ABCクッキングスタジオが、中国で展開している全12店舗を一斉閉店し、清算手続きに入ったことが物議を醸している。会費や授業料等、高額な費用を納めていた会員たちからは返金を求める声が噴出している。同スタジオは返金に応じる姿勢を見せているが、全額が返金されるかは不透明なうえ、清算発表の前日まで会員を募集していたことなどから、企業倫理を問う声も多い。

 1985年に静岡で調理器の販売店を併設した料理教室として始まったABCクッキングスタジオは、今や世界に約170万人の会員数を誇るほどに急成長。アジアで130店舗以上、中国でも一時20店舗以上を展開していた。
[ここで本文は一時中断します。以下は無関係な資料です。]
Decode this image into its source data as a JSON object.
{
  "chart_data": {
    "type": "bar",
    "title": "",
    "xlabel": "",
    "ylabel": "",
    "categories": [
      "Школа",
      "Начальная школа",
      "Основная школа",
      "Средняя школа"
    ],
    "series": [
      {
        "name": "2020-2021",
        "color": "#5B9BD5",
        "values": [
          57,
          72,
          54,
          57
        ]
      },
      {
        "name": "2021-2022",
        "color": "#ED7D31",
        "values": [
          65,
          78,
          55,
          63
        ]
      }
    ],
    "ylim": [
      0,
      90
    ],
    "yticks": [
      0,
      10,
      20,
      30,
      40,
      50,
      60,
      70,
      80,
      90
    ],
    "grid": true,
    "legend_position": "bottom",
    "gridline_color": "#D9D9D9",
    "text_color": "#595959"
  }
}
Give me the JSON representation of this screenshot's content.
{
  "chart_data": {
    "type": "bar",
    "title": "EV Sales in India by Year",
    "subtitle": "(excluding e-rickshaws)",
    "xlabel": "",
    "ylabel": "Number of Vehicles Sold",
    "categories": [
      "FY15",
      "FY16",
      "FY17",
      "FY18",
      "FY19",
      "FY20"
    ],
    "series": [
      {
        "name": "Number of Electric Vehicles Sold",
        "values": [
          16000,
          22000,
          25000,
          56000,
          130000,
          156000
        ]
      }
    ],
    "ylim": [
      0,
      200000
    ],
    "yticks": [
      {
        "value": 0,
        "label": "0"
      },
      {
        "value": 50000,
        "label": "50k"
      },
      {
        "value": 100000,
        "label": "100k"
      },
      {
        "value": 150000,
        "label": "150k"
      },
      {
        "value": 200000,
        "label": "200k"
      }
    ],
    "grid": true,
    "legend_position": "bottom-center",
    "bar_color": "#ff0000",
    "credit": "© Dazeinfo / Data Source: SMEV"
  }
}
だが、中国の経済成長の鈍化とともに店舗は減っており、直近では12店舗が残っていたが、7月31日付で全店を一斉に閉鎖し、清算手続きに入ったと発表。

 会員たちからは、SNS上を中心に会費の返還を求める声が噴出。なかには数十万円に上る授業料を支払った人もいると報じられている。突然の閉鎖に困惑する客がいるのは推測に難くないが、問題は清算発表の直前まで会員を募集していたことだ。一部の店舗では清算手続きに入った7月31日まで募集を行っていたとみられている。

 ABCは公式声明で、「経済環境の変化により営業継続が困難になった」ことが要因と説明し、中国からの撤退に理解を求めているが、あまりにも不誠実な姿勢に批判の声が相次いでいる。

 返金を求める声が相次いでいるが、ABCは会員に対して、専用のQRコードを通じて返金申請を行うよう呼びかけている。とはいえ、専門家たちは、全額の返還は難しいとの見方を示している。実際に、会員が「会社側弁護士から全額返金はおそらく難しいと言われた」と明かしているとも報じられている。

 Business Journal編集部はABCに対して、事実確認および会員たちへの対応など今後の方針について問い合わせている。返答があり次第、追記する。

 また、ABCは日本国内でおよそ100店舗を展開しているが、国内店舗には影響がないとみられる。とはいえ、事前説明もせずに突然の店舗閉鎖や、清算する直前まで会員募集を行っていたことなど、同社に対する見方は厳しくなることも予想される。誠意ある対応と、全世界の会員に向けた説明が欠かせないのではないだろうか。